The next morning he was caught off-guard again when he found a fair-haired girl standing on his sofa. She also appeared to be from the Fifties, but was life-size, wearing a short skirt and pink cardigan, with chubby knees, white ankle socks and ribbons in her hair.
‘I watched her for a while,’ he says. ‘She didn’t move much. Then she was gone.’
It would be easy to dismiss Mr Stannard’s story as the bizarre imaginings of an elderly mind. Fortunately, he knew he wasn’t losing his mind; neither was his house haunted.
A few weeks earlier he had been registered blind, though he was still able to watch television if he sat at a certain angle. He’d been warned that as his eyesight deteriorated, he might experience visual hallucinations in the form of Charles Bonnet Syndrome (CBS).

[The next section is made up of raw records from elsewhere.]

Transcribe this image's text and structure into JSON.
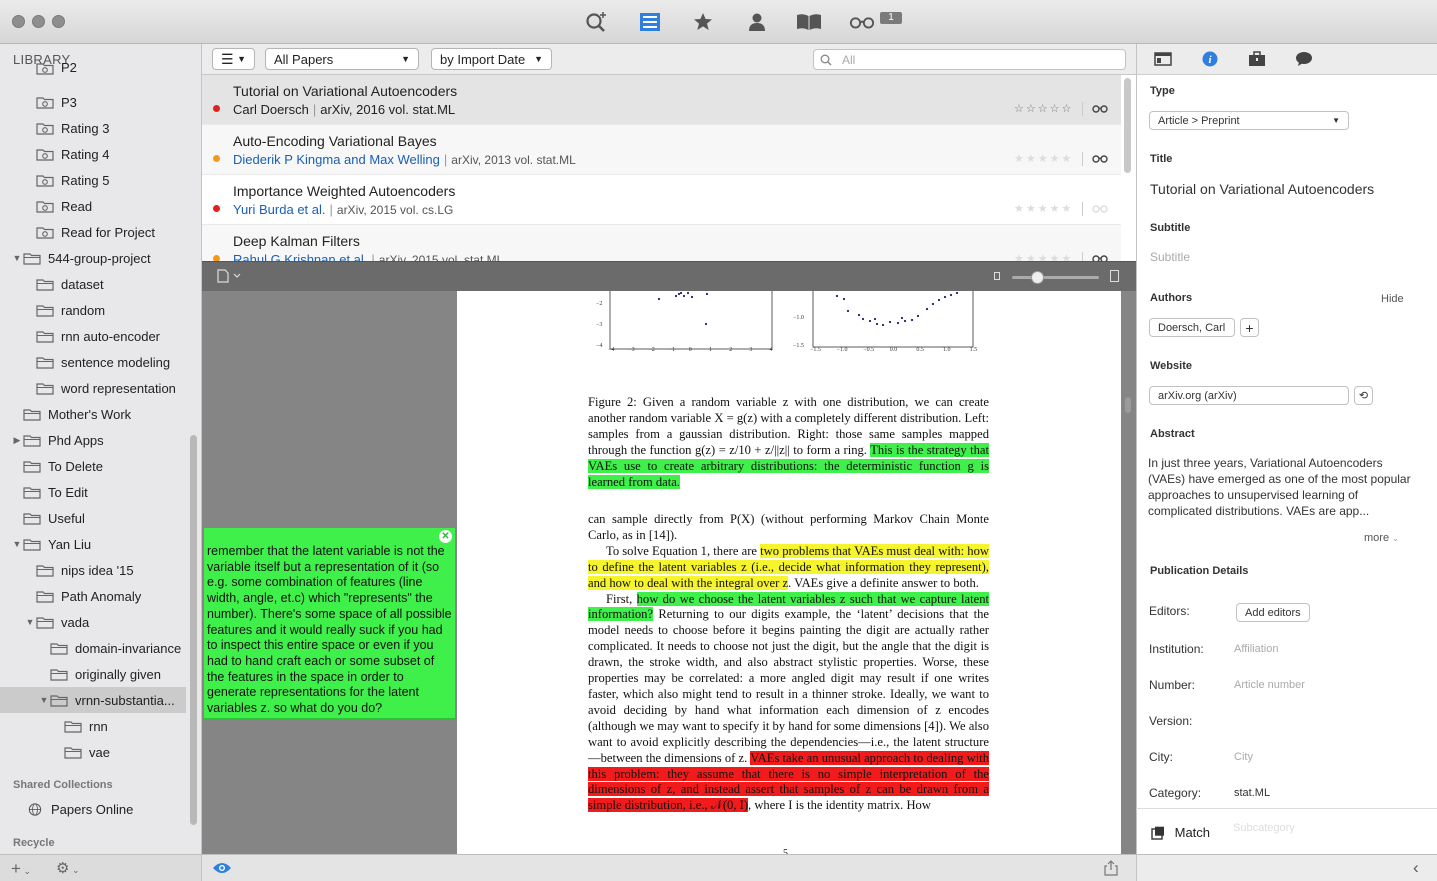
{
  "toolbar": {
    "icons": [
      "add-search-icon",
      "library-icon",
      "star-icon",
      "person-icon",
      "book-icon",
      "glasses-icon"
    ],
    "glasses_badge": "1"
  },
  "sidebar": {
    "header": "LIBRARY",
    "items": [
      {
        "label": "P2",
        "type": "smart",
        "level": 1
      },
      {
        "label": "P3",
        "type": "smart",
        "level": 1
      },
      {
        "label": "Rating 3",
        "type": "smart",
        "level": 1
      },
      {
        "label": "Rating 4",
        "type": "smart",
        "level": 1
      },
      {
        "label": "Rating 5",
        "type": "smart",
        "level": 1
      },
      {
        "label": "Read",
        "type": "smart",
        "level": 1
      },
      {
        "label": "Read for Project",
        "type": "smart",
        "level": 1
      },
      {
        "label": "544-group-project",
        "type": "folder",
        "level": 0,
        "expanded": true
      },
      {
        "label": "dataset",
        "type": "folder",
        "level": 1
      },
      {
        "label": "random",
        "type": "folder",
        "level": 1
      },
      {
        "label": "rnn auto-encoder",
        "type": "folder",
        "level": 1
      },
      {
        "label": "sentence modeling",
        "type": "folder",
        "level": 1
      },
      {
        "label": "word representation",
        "type": "folder",
        "level": 1
      },
      {
        "label": "Mother's Work",
        "type": "folder",
        "level": 0
      },
      {
        "label": "Phd Apps",
        "type": "folder",
        "level": 0,
        "collapsed": true
      },
      {
        "label": "To Delete",
        "type": "folder",
        "level": 0
      },
      {
        "label": "To Edit",
        "type": "folder",
        "level": 0
      },
      {
        "label": "Useful",
        "type": "folder",
        "level": 0
      },
      {
        "label": "Yan Liu",
        "type": "folder",
        "level": 0,
        "expanded": true
      },
      {
        "label": "nips idea '15",
        "type": "folder",
        "level": 1
      },
      {
        "label": "Path Anomaly",
        "type": "folder",
        "level": 1
      },
      {
        "label": "vada",
        "type": "folder",
        "level": 1,
        "expanded": true
      },
      {
        "label": "domain-invariance",
        "type": "folder",
        "level": 2
      },
      {
        "label": "originally given",
        "type": "folder",
        "level": 2
      },
      {
        "label": "vrnn-substantia...",
        "type": "folder",
        "level": 2,
        "expanded": true,
        "selected": true
      },
      {
        "label": "rnn",
        "type": "folder",
        "level": 3
      },
      {
        "label": "vae",
        "type": "folder",
        "level": 3
      }
    ],
    "shared_title": "Shared Collections",
    "shared_items": [
      {
        "label": "Papers Online"
      }
    ],
    "recycle_title": "Recycle"
  },
  "list_toolbar": {
    "filter": "All Papers",
    "sort": "by Import Date",
    "search_placeholder": "All"
  },
  "papers": [
    {
      "title": "Tutorial on Variational Autoencoders",
      "authors": "Carl Doersch",
      "source": "arXiv, 2016 vol. stat.ML",
      "dot": "#e0201e",
      "stars": "☆☆☆☆☆"
    },
    {
      "title": "Auto-Encoding Variational Bayes",
      "authors": "Diederik P Kingma and Max Welling",
      "source": "arXiv, 2013 vol. stat.ML",
      "dot": "#f29a1f",
      "stars": "★★★★★"
    },
    {
      "title": "Importance Weighted Autoencoders",
      "authors": "Yuri Burda et al.",
      "source": "arXiv, 2015 vol. cs.LG",
      "dot": "#e0201e",
      "stars": "★★★★★"
    },
    {
      "title": "Deep Kalman Filters",
      "authors": "Rahul G Krishnan et al.",
      "source": "arXiv, 2015 vol. stat.ML",
      "dot": "#f29a1f",
      "stars": "★★★★★"
    }
  ],
  "note": {
    "text": "remember that the latent variable is not the variable itself but a representation of it (so e.g. some combination of features (line width, angle, et.c) which \"represents\" the number). There's some space of all possible features and it would really suck if you had to inspect this entire space or even if you had to hand craft each or some subset of the features in the space in order to generate representations for the latent variables z. so what do you do?"
  },
  "pdf": {
    "plot_left_yticks": [
      "−2",
      "−3",
      "−4"
    ],
    "plot_left_xticks": [
      "−4",
      "−3",
      "−2",
      "−1",
      "0",
      "1",
      "2",
      "3",
      "4"
    ],
    "plot_right_yticks": [
      "−1.0",
      "−1.5"
    ],
    "plot_right_xticks": [
      "−1.5",
      "−1.0",
      "−0.5",
      "0.0",
      "0.5",
      "1.0",
      "1.5"
    ],
    "caption_plain": "Figure 2: Given a random variable z with one distribution, we can create another random variable X = g(z) with a completely different distribution. Left: samples from a gaussian distribution. Right: those same samples mapped through the function g(z) = z/10 + z/||z|| to form a ring.",
    "caption_hl": "This is the strategy that VAEs use to create arbitrary distributions: the deterministic function g is learned from data.",
    "p1": "can sample directly from P(X) (without performing Markov Chain Monte Carlo, as in [14]).",
    "p2_a": "To solve Equation 1, there are",
    "p2_hl": "two problems that VAEs must deal with: how to define the latent variables z (i.e., decide what information they represent), and how to deal with the integral over z",
    "p2_b": ". VAEs give a definite answer to both.",
    "p3_a": "First,",
    "p3_hl": "how do we choose the latent variables z such that we capture latent information?",
    "p3_b": "Returning to our digits example, the ‘latent’ decisions that the model needs to choose before it begins painting the digit are actually rather complicated. It needs to choose not just the digit, but the angle that the digit is drawn, the stroke width, and also abstract stylistic properties. Worse, these properties may be correlated: a more angled digit may result if one writes faster, which also might tend to result in a thinner stroke. Ideally, we want to avoid deciding by hand what information each dimension of z encodes (although we may want to specify it by hand for some dimensions [4]). We also want to avoid explicitly describing the dependencies—i.e., the latent structure—between the dimensions of z.",
    "p3_hl2": "VAEs take an unusual approach to dealing with this problem: they assume that there is no simple interpretation of the dimensions of z, and instead assert that samples of z can be drawn from a simple distribution, i.e., 𝒩(0, I)",
    "p3_c": ", where I is the identity matrix. How",
    "page_number": "5"
  },
  "inspector": {
    "type_label": "Type",
    "type_value": "Article > Preprint",
    "title_label": "Title",
    "title_value": "Tutorial on Variational Autoencoders",
    "subtitle_label": "Subtitle",
    "subtitle_placeholder": "Subtitle",
    "authors_label": "Authors",
    "authors_hide": "Hide",
    "author_token": "Doersch, Carl",
    "website_label": "Website",
    "website_value": "arXiv.org (arXiv)",
    "abstract_label": "Abstract",
    "abstract_text": "In just three years, Variational Autoencoders (VAEs) have emerged as one of the most popular approaches to unsupervised learning of complicated distributions. VAEs are app...",
    "more": "more",
    "pub_details_label": "Publication Details",
    "editors_label": "Editors:",
    "add_editors": "Add editors",
    "institution_label": "Institution:",
    "institution_placeholder": "Affiliation",
    "number_label": "Number:",
    "number_placeholder": "Article number",
    "version_label": "Version:",
    "city_label": "City:",
    "city_placeholder": "City",
    "category_label": "Category:",
    "category_value": "stat.ML",
    "subcategory_placeholder": "Subcategory",
    "match_label": "Match"
  }
}
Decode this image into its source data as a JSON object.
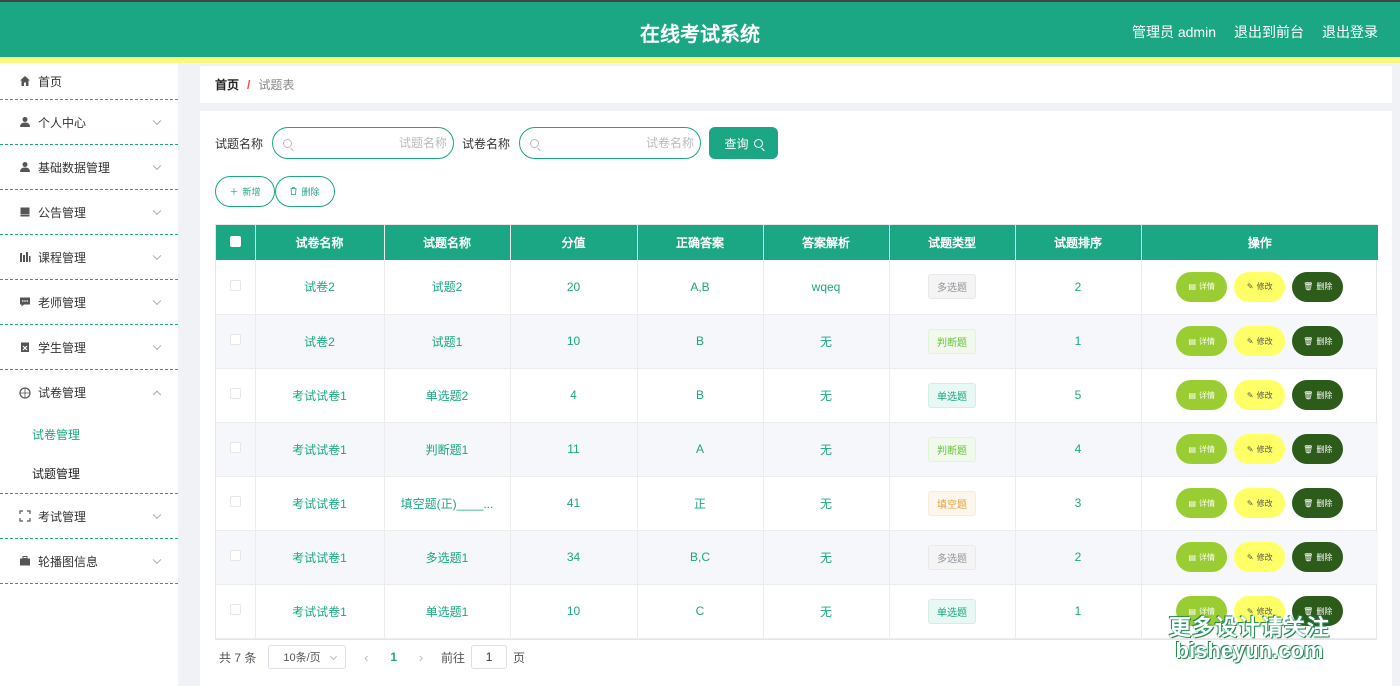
{
  "header": {
    "title": "在线考试系统",
    "admin_label": "管理员 admin",
    "front_label": "退出到前台",
    "logout_label": "退出登录"
  },
  "sidebar": {
    "items": [
      {
        "label": "首页",
        "icon": "home-icon"
      },
      {
        "label": "个人中心",
        "icon": "user-icon"
      },
      {
        "label": "基础数据管理",
        "icon": "user-icon"
      },
      {
        "label": "公告管理",
        "icon": "book-icon"
      },
      {
        "label": "课程管理",
        "icon": "chart-icon"
      },
      {
        "label": "老师管理",
        "icon": "message-icon"
      },
      {
        "label": "学生管理",
        "icon": "clipboard-icon"
      },
      {
        "label": "试卷管理",
        "icon": "compass-icon",
        "sub": [
          "试卷管理",
          "试题管理"
        ]
      },
      {
        "label": "考试管理",
        "icon": "frame-icon"
      },
      {
        "label": "轮播图信息",
        "icon": "briefcase-icon"
      }
    ]
  },
  "breadcrumb": {
    "home": "首页",
    "separator": "/",
    "current": "试题表"
  },
  "search": {
    "question_label": "试题名称",
    "question_placeholder": "试题名称",
    "paper_label": "试卷名称",
    "paper_placeholder": "试卷名称",
    "query_label": "查询"
  },
  "actions": {
    "add_label": "新增",
    "delete_label": "删除"
  },
  "table": {
    "headers": [
      "试卷名称",
      "试题名称",
      "分值",
      "正确答案",
      "答案解析",
      "试题类型",
      "试题排序",
      "操作"
    ],
    "rows": [
      {
        "paper": "试卷2",
        "question": "试题2",
        "score": "20",
        "answer": "A,B",
        "analysis": "wqeq",
        "type": "多选题",
        "type_class": "multi",
        "order": "2"
      },
      {
        "paper": "试卷2",
        "question": "试题1",
        "score": "10",
        "answer": "B",
        "analysis": "无",
        "type": "判断题",
        "type_class": "judge",
        "order": "1"
      },
      {
        "paper": "考试试卷1",
        "question": "单选题2",
        "score": "4",
        "answer": "B",
        "analysis": "无",
        "type": "单选题",
        "type_class": "single",
        "order": "5"
      },
      {
        "paper": "考试试卷1",
        "question": "判断题1",
        "score": "11",
        "answer": "A",
        "analysis": "无",
        "type": "判断题",
        "type_class": "judge",
        "order": "4"
      },
      {
        "paper": "考试试卷1",
        "question": "填空题(正)____...",
        "score": "41",
        "answer": "正",
        "analysis": "无",
        "type": "填空题",
        "type_class": "fill",
        "order": "3"
      },
      {
        "paper": "考试试卷1",
        "question": "多选题1",
        "score": "34",
        "answer": "B,C",
        "analysis": "无",
        "type": "多选题",
        "type_class": "multi",
        "order": "2"
      },
      {
        "paper": "考试试卷1",
        "question": "单选题1",
        "score": "10",
        "answer": "C",
        "analysis": "无",
        "type": "单选题",
        "type_class": "single",
        "order": "1"
      }
    ],
    "op_labels": {
      "detail": "详情",
      "edit": "修改",
      "delete": "删除"
    }
  },
  "pagination": {
    "total": "共 7 条",
    "page_size": "10条/页",
    "current_page": "1",
    "goto_label": "前往",
    "goto_value": "1",
    "page_unit": "页"
  },
  "watermark": {
    "line1": "更多设计请关注",
    "line2": "bisheyun.com"
  },
  "colors": {
    "primary": "#1ba784",
    "accent_bar": "#f8f97a",
    "detail_btn": "#9acd32",
    "edit_btn": "#ffff66",
    "delete_btn": "#2c5b1a"
  }
}
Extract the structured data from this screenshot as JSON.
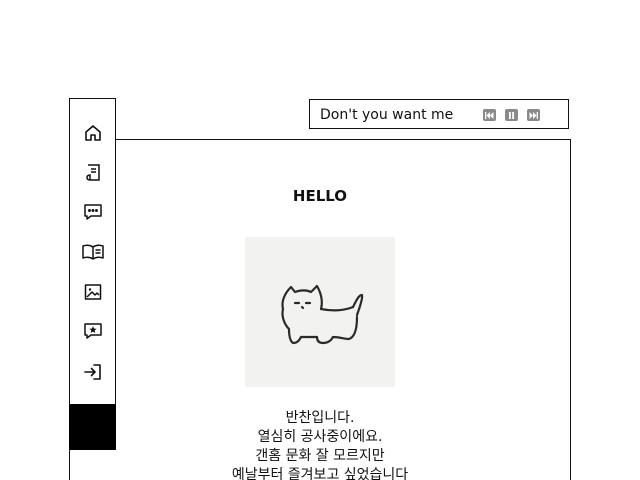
{
  "player": {
    "song_title": "Don't you want me (",
    "controls": [
      "previous-icon",
      "pause-icon",
      "next-icon"
    ]
  },
  "main": {
    "title": "HELLO",
    "intro_lines": [
      "반찬입니다.",
      "열심히 공사중이에요.",
      "갠홈 문화 잘 모르지만",
      "예날부터 즐겨보고 싶었습니다"
    ]
  },
  "sidebar": {
    "items": [
      "home-icon",
      "guestbook-icon",
      "chat-icon",
      "book-icon",
      "gallery-icon",
      "favorites-icon",
      "login-icon"
    ]
  },
  "colors": {
    "border": "#111111",
    "control_button": "#8a8a8a",
    "image_background": "#f2f2f0",
    "nav_block": "#000000"
  }
}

‘I was lucky enough to know what it was,’ he says, ‘otherwise I would have thought I was going bonkers.’
An estimated 100,000 people in the UK have CBS, but many won’t realise it because the condition remains something of a mystery.
The real number is probably higher because sufferers are often too ashamed to talk about what they have seen for fear of being considered crazy.